The Company intends to use any net proceeds that it receives upon
settlement of either forward sale agreement described above or upon any
issuance and sale to the underwriter of shares of the Company’s common
stock in the offering to fund development and redevelopment activities,
fund potential acquisition opportunities, repay maturing debts, and/or
for general corporate purposes.
This news release does not constitute an offer to sell or a solicitation
of an offer to buy the securities described herein, nor shall there be
any sale of these securities in any state or jurisdiction in which such
an offer, solicitation or sale would be unlawful prior to registration
or qualification under the securities laws of any such jurisdiction. The
offering may be made only by means of a prospectus supplement and
related base prospectus.
To obtain a copy of the prospectus supplement and related base
prospectus for this offering, please contact Wells Fargo Securities,
Attention: Equity Syndicate Department, 375 Park Avenue, New York, New
York, 10152, at (800) 326-5897 or email a request to cmclientsupport@wellsfargo.com.
About Regency Centers Corporation (NYSE: REG)
With more than 50 years of experience, Regency is the preeminent
national owner, operator and developer of high-quality, grocery-anchored
neighborhood and community shopping centers. The Company’s portfolio of
322 retail properties encompasses over 43.1 million square feet located
in top markets throughout the United States, including co-investment
partnerships. Regency has developed 219 shopping centers since 2000,
representing an investment at completion of more than $3 billion.
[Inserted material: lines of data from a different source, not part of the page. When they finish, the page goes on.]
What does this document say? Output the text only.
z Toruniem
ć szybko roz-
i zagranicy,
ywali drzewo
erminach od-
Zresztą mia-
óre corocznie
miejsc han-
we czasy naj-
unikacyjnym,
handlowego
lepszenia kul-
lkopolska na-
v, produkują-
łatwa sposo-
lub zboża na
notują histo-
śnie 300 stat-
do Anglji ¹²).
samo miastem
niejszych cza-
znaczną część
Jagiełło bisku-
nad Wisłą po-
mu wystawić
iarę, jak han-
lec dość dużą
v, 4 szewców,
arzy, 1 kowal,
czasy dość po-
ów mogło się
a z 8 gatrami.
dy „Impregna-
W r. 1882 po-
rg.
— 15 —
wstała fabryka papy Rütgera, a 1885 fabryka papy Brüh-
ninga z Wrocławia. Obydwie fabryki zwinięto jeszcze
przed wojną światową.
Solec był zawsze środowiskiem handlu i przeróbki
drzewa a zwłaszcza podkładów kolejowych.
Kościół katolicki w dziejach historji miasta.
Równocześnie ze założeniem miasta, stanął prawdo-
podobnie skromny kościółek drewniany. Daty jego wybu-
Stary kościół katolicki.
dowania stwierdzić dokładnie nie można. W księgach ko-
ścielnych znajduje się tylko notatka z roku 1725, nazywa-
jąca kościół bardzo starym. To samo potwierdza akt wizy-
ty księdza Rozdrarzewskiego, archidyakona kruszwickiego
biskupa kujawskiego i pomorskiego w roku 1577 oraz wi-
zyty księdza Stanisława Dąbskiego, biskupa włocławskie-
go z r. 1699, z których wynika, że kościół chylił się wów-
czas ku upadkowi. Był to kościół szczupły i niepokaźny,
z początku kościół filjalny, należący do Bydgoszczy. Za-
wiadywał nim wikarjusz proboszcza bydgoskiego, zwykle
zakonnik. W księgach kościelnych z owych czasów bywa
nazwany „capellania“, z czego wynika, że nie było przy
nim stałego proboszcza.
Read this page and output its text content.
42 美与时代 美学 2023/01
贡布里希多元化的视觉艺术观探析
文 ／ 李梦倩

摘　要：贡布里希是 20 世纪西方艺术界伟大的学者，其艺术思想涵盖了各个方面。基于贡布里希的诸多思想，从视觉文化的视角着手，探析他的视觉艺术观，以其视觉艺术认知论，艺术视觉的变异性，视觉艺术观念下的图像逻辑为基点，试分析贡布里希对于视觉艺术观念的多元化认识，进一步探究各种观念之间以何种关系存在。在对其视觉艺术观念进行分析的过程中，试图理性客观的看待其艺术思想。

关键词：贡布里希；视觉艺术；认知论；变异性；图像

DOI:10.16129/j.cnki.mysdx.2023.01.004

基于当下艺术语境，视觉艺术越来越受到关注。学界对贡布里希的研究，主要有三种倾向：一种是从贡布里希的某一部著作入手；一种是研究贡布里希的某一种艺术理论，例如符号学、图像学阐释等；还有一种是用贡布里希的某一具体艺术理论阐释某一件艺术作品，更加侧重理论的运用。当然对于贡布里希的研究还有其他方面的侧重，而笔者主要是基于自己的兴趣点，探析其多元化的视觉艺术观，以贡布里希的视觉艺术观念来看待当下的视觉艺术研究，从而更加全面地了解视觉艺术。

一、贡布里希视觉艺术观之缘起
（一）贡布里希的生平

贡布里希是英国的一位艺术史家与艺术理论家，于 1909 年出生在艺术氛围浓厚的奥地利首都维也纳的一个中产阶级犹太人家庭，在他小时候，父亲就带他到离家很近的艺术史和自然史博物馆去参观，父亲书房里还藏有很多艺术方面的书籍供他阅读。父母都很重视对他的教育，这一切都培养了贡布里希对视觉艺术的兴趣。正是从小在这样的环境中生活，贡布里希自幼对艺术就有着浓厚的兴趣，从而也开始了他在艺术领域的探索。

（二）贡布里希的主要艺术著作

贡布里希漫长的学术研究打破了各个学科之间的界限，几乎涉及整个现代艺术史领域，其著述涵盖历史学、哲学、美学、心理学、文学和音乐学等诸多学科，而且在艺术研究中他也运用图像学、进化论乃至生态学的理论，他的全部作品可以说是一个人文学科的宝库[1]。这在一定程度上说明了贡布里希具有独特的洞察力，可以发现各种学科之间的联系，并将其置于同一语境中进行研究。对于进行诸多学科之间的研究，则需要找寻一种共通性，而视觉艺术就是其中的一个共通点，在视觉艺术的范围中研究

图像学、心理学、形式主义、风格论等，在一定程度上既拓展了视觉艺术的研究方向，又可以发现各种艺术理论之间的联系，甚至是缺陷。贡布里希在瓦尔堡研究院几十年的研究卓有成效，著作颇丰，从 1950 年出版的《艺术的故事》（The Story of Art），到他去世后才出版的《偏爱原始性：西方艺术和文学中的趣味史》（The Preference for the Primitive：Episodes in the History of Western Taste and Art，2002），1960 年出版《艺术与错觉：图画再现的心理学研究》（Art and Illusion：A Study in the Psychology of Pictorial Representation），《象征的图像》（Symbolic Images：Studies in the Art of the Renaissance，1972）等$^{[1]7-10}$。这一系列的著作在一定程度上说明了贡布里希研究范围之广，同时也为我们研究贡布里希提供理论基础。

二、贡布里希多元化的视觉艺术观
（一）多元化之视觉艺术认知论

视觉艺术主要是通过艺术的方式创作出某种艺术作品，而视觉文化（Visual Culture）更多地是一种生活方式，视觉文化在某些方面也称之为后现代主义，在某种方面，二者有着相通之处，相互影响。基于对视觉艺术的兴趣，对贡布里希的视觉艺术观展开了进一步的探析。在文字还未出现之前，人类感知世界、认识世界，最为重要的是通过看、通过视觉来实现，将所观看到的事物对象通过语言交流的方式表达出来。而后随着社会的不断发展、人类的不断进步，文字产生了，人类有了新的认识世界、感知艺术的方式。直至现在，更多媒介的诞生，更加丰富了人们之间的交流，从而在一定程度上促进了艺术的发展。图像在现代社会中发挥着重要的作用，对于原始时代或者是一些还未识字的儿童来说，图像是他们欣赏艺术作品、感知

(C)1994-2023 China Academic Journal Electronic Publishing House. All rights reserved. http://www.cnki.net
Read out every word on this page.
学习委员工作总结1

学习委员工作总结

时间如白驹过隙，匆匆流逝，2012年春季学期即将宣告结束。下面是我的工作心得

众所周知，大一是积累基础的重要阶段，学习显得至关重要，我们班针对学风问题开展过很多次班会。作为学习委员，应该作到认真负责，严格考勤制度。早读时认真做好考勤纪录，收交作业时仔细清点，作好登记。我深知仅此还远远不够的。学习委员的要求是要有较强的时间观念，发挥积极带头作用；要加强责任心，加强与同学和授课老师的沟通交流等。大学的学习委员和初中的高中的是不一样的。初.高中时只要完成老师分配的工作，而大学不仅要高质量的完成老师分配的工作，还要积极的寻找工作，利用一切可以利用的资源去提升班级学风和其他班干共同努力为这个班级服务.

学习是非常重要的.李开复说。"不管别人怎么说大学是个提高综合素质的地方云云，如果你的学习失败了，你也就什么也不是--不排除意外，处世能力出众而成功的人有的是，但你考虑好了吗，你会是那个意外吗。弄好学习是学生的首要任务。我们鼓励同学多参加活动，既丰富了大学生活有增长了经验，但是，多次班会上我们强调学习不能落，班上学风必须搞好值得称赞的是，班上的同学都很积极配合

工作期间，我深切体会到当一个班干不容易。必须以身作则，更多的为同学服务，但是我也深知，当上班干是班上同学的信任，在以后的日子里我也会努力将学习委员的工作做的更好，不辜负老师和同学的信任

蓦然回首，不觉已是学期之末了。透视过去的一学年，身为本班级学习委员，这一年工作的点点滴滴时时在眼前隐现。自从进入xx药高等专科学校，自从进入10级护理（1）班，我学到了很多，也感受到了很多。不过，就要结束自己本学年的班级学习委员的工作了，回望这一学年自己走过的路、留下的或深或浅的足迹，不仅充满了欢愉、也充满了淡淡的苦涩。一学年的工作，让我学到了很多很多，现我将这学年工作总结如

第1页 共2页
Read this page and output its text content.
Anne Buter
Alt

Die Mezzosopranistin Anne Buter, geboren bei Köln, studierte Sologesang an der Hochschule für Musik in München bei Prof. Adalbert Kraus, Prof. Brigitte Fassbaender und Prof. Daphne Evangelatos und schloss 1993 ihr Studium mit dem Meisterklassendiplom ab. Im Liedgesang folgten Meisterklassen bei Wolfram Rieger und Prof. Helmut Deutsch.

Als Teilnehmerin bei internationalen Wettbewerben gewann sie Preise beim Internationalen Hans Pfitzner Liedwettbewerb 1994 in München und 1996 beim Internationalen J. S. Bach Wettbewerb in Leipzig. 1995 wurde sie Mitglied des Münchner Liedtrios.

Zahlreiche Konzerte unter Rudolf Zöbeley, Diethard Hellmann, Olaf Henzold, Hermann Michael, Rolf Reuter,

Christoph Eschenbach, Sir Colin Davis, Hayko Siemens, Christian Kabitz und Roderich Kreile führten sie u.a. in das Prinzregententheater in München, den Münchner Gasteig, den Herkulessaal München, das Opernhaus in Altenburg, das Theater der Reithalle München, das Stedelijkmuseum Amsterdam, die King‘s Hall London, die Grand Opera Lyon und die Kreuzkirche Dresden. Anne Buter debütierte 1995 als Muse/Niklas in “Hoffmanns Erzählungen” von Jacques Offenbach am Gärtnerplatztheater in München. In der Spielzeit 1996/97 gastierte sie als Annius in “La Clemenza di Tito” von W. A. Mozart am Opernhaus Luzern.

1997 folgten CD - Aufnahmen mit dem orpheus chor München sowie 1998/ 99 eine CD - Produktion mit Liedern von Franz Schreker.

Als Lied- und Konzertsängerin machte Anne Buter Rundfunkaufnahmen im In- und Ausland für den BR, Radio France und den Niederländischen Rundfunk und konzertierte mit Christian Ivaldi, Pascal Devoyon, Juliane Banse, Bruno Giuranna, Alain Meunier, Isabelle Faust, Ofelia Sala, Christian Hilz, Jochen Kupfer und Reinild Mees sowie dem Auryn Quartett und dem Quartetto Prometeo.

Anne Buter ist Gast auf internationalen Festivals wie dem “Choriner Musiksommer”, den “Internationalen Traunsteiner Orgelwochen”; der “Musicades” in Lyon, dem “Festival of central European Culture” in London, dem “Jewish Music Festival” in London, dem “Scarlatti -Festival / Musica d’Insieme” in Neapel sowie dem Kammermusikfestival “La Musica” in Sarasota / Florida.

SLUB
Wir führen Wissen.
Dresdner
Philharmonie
Operating as a fully integrated real estate company, Regency is a
qualified real estate investment trust that is self-administered and
self-managed.
Forward-looking statements involve risks and uncertainties. Actual
future performance, outcomes and results may differ materially from
those expressed in forward-looking statements. Please refer to the
documents filed by Regency Centers Corporation with the SEC,
specifically the most recent reports on Forms 10-K and 10-Q, which
identify important risk factors which could cause actual results to
differ from those contained in the forward-looking statements.